あああなんと完璧にロマンティック…シラノは自らを(鼻の異常に高い)醜い男と卑下していたけれど、純愛する男はいつの時代も容姿に関係無く美しいものだと言うことをおしえてくれるベルジュラックがすっかり気に入った私たちだった。

にまで見た本場のフレッシュフォアグラは流石産地だけあって信じられないようなボリュームで登場。特にくるみ(同じく名産)を和えたサラダがもう絶品。
フォアグラはサイズ(厚さ1センチ以上)や形状から考えても、間違いなく缶詰ものではなく何だかそのままザクっとスライスしたような感じ。
比較的油分が多かったものの、モンバジャックとこんがり焼いたバゲッドと共に頂く正当派スタイルにマッチ。至福の時を過ごす。
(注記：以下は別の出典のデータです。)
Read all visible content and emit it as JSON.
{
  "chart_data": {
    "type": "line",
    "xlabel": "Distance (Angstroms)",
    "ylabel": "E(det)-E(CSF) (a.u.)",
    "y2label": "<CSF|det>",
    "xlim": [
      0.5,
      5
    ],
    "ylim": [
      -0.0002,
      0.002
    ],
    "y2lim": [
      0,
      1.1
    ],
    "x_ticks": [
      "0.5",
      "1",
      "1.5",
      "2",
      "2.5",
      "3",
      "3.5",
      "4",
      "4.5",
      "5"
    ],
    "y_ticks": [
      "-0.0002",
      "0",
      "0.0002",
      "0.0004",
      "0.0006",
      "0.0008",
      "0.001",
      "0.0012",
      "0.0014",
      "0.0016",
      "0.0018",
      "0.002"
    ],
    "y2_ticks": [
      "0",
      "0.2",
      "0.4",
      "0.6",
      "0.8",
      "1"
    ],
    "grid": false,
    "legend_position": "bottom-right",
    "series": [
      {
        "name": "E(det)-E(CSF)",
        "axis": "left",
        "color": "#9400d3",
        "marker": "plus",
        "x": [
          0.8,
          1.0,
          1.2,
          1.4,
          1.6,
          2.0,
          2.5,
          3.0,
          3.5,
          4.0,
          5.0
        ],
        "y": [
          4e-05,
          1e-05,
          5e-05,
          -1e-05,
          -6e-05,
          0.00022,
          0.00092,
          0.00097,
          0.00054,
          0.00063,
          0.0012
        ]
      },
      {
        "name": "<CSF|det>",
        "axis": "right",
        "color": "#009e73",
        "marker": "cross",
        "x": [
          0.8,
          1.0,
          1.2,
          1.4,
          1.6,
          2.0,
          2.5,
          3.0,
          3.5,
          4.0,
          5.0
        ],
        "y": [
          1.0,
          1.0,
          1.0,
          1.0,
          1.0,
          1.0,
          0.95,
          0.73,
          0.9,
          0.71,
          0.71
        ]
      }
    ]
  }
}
色採り取りの花が咲き乱れ、その色は都会で見かけるそれとは違って力強く生命感に満ち溢れている。一つの株から2色〜3色の異なるペダルが咲く品種が多いらしく、アメージング! 
土手にさりげに咲いたノースポール(小型デイジー)なんかも健気でうっとりさせられる。うーん官能的だよね。

かたつむりも本来あるべき姿のまま、本来いるべき場所に当り前のようにくっついていたりする。やはり此の街のキーワードは「ニュートラル」正にあらゆる事象がその軸に沿って構成されているような気がした。
そうきっとここはワンダーランドでも何でもなく、都市の人間が当の昔に忘れてしまった「当り前の国」なのだ。

いつの日かもう一度戻ってきたいと思う街はそんなに沢山あるものじゃないけれど、ここに限っては今度は出来れば家族を連れてまた来たいなと切に思った我々だった…実におススメ、ベルジュラック。